Bankrate.com, which puts out a weekly mortgage rate trend index, found that almost half of the experts it surveyed believe rates will remain relatively unchanged in the coming week while a third believe they will fall further.
The 15-year fixed-rate average sank to 2.78 percent with an average 0.4 point. It was 2.83 percent a week ago and 3.24 percent a year ago.
The five-year adjustable rate average dropped to 2.70 percent with an average 0.5 point. It was 2.74 percent a week ago and 2.99 percent a year ago.
“In the wake of the Brexit vote, the yield on the 10-year U.S. Treasury bond plummeted 24 basis points,” Sean Becketti, Freddie Mac chief economist, said in a statement. “This week’s survey rate is the lowest since May 2013 and only 17 basis points above the all-time low recorded in November 2012. This extremely low mortgage rate should support solid home sales and refinancing volume this summer.”
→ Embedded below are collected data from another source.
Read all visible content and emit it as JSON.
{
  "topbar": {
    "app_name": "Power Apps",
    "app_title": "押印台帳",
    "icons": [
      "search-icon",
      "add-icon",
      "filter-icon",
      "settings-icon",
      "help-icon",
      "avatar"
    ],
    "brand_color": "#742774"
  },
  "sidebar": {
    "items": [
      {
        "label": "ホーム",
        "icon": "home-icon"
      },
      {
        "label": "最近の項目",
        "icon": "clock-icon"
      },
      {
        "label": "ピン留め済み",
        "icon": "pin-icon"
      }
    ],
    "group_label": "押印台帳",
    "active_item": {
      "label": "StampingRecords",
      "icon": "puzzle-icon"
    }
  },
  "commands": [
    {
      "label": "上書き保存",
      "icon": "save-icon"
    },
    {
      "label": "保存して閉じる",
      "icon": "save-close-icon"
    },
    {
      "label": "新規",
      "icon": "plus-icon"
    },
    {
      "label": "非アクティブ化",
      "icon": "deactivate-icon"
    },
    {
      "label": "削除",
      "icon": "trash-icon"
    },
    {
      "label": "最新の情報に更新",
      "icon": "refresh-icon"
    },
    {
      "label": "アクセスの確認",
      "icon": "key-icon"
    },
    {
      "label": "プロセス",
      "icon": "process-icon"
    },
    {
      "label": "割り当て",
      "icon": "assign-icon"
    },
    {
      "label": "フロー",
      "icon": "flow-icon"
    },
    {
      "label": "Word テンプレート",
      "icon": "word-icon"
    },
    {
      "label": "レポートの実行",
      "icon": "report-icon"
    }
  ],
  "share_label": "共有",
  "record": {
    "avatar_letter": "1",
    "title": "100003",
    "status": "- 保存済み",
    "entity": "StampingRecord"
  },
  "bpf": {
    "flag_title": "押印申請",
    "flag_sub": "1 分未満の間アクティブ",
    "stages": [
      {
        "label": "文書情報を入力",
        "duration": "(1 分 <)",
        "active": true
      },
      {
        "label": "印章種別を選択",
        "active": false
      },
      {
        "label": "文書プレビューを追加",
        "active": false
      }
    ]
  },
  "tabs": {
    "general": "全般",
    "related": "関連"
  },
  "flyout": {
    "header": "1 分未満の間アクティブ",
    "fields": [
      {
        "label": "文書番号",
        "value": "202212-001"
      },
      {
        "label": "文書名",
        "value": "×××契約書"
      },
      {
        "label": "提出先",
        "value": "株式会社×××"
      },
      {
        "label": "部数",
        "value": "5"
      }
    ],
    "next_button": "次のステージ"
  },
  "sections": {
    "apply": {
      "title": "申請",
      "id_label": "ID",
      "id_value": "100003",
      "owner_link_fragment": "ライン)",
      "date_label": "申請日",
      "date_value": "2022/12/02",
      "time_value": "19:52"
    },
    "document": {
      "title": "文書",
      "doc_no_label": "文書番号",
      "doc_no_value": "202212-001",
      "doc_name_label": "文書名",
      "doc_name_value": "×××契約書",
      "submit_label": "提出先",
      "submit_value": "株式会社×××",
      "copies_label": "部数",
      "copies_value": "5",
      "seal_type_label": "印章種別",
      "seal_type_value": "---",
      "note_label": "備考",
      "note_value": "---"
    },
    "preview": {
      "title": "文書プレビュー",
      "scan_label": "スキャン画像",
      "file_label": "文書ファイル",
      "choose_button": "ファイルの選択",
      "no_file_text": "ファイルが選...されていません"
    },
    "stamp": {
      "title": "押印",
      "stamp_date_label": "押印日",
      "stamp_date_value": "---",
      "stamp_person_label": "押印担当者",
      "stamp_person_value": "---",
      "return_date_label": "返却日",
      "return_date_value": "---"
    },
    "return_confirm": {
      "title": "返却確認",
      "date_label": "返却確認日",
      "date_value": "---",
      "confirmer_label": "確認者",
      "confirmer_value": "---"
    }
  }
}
Meanwhile, mortgage applications declined this week, according to the latest data from the Mortgage Bankers Association.
The market composite index — a measure of total loan application volume — fell 2.6 percent from the previous week. The refinance index slipped 2 percent, while the purchase index dropped 3 percent.
The refinance share of mortgage activity accounted for 58.1 percent of all applications.
“In light of the Brexit vote and other recent economic news, MBA now predicts that the Fed will hike only once this year, likely in December,” said Lynn Fisher, Mortgage Bankers Association vice president of research and economics. “If the financial market disruption from Brexit persists, the likelihood of even a December hike would be reduced.”